Medicare could save billions of dollars if the program stopped randomly assigning certain members into a Part D plan, according to a new study published this month in the journal Health Affairs.
Analyzing a sample of Medicare drug claims data from 2008 to 2009, the study authors determined if Medicare used "intelligent reassignment" to place low-income members into a Part D plan instead of random assignment, the program could have saved $5 billion in 2009 alone.
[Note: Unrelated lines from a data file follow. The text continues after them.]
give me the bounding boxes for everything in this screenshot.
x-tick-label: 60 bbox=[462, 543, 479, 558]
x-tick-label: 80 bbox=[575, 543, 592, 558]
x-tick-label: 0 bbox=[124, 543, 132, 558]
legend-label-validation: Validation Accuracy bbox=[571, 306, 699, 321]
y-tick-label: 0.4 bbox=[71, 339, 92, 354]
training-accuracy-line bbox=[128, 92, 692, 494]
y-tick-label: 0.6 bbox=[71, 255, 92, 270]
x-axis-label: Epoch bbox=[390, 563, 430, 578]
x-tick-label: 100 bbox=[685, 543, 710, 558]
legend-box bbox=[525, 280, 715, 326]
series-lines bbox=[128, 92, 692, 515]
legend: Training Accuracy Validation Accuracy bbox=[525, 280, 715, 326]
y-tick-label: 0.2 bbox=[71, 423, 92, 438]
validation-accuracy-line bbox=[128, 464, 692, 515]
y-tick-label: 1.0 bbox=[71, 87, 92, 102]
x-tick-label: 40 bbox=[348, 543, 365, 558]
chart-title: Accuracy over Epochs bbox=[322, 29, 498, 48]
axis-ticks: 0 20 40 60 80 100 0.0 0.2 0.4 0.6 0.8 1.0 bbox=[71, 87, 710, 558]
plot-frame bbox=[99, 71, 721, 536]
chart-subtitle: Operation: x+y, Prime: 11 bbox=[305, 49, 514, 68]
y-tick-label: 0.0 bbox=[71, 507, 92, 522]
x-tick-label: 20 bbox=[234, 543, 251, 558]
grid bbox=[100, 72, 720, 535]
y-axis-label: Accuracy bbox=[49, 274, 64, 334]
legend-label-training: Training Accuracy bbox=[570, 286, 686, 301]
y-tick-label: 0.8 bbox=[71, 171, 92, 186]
That's because the Center for Medicare & Medicaid Services covers copays for many low-income Medicare members.
What's more, implementing intelligent reassignment would have decreased the amount of prescriptions that needed utilization review from 29 percent to 20 percent, and the proportion of prescriptions with quantity limits from 27 percent to 19 percent, the study found.
"We found that most people are not in the least expensive plans that satisfy their medical needs," Yuting Zhang, the lead author of the study and an associate professor of health economics at the University of Pittsburgh, told Kaiser Health News.
Since CMS assigns low-income members and new enrollees who haven't indicated a preferred plan to stand-alone Part D plans, it has the opportunity to assess individuals' unique needs to provide them with the most appropriate coverage option available.
Zhang believes it wouldn't be hard to implement intelligent reassignment of beneficiaries, particularly since she and her co-authors used the approach in their analysis. CMS has "much better data than we do," she told KHN. "And they're already doing the assignment."
However, making such a change would require Congress to make a law amendment, KHN noted.